(Don’t) Wait for It: A Hamiltonian Reminder

Aaron Burr (Leslie Odom, Jr.) ©Theo Wargo/Getty Images

By the time my friend, Lisa, and I saw “Hamilton: An American Musical” in mid-February, I’d already listened to the soundtrack a few times. I was quite excited to see the show and to hear the songs, especially these songs, performed live:

– “Yorktown (The World Turned Upside Down)” about the American victory in the Siege of Yorktown

– “Cabinet Battle No. 1,” a rap battle between Alexander Hamilton and Thomas Jefferson about how to pay our new nation’s debts

The ‘Cabinet Battle’ songs reframe arguments between Thomas Jefferson (Daveed Diggs), left, and Alexander Hamilton (Lin-Manuel Miranda)  in the context of a modern-day rap battle.

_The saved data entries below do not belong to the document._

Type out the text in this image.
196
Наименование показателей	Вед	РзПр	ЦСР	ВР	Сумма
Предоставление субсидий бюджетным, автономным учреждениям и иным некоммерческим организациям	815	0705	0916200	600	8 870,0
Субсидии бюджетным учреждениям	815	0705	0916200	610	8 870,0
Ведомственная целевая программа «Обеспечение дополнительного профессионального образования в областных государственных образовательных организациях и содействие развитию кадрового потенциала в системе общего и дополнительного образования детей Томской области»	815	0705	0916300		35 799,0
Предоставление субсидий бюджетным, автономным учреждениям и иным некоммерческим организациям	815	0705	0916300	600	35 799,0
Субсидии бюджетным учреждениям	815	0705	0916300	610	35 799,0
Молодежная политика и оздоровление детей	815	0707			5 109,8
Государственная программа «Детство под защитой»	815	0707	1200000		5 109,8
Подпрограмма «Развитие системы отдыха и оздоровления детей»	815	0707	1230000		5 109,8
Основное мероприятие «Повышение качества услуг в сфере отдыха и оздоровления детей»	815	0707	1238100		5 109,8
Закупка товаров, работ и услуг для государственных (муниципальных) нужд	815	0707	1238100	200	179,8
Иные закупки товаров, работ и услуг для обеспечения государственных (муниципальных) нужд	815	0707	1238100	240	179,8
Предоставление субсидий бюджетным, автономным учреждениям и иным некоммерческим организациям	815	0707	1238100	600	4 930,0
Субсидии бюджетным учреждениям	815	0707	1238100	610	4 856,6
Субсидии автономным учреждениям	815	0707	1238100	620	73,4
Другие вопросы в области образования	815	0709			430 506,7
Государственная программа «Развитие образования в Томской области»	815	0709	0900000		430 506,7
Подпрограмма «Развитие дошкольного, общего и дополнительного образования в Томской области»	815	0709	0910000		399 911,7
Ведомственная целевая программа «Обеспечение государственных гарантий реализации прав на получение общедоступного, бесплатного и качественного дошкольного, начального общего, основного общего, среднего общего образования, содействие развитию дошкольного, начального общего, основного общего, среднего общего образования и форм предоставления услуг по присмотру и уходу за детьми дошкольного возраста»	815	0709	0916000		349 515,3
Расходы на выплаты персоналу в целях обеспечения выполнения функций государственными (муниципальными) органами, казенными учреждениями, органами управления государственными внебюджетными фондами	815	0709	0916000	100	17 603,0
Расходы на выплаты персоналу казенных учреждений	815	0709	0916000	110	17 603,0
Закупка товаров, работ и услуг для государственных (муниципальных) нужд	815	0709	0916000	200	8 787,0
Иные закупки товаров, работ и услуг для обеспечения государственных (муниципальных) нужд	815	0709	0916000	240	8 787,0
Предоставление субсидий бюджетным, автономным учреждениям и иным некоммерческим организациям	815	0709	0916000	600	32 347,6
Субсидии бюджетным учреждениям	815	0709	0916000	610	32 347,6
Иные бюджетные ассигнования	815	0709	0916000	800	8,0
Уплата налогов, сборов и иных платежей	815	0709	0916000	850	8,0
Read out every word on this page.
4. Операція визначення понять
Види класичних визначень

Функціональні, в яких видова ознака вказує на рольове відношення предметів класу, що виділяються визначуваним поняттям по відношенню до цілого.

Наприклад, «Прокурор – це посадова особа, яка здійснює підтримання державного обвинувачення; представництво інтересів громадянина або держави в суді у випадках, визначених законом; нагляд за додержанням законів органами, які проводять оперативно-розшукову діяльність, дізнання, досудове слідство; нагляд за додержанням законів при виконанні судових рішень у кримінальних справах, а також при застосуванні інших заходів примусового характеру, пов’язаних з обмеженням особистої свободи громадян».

A song that initially did not catch my attention — but has since become my favorite — is this soliloquy, sung, near the midpoint of Act I, by Aaron Burr: “Wait for It.” I’ve replayed it countless times, captivated by the solemn melody and evocative lyrics that powerfully raise the question: Do we assert ourselves and create the opportunities we want, or do we more passively wait for the right one to fall within reach?

Burr answers:

Life doesn’t discriminate
Between the sinners
And the saints
It takes and it takes and it takes
And we keep living anyway
We rise and we fall
And we break
And we make our mistakes
And if there’s a reason I’m still alive
When so many have died
Then I’m willing to wait for it

At the same time, Burr can’t help but wonder about Hamilton, even as he ultimately doubles-down on his own timidity:

What is it like in his shoes?

Hamilton doesn’t hesitate
He exhibits no restraint
He takes and he takes and he takes
And he keeps winning anyway
He changes the game
He plays and he raises the stakes
And if there’s a reason
He seems to thrive when so few survive, then Goddamnit —
I’m willing to wait for it

Thinking back on my life, I see a mixed record: times when I took appropriate risks and times when I was appropriately and, of course, overly cautious. Who’s to say whether I struck the right balance or what might have happened had I been less circumspect or more assertive?

…(I)f there’s a reason I’m still alive
When so many have died

Then I’ll take it.

Even so — having turned 50 this past December — I’m cognizant of time passing and mindful of all I want to accomplish in the time remaining.

I can’t help but appreciate the reminder: (Don’t) wait for it.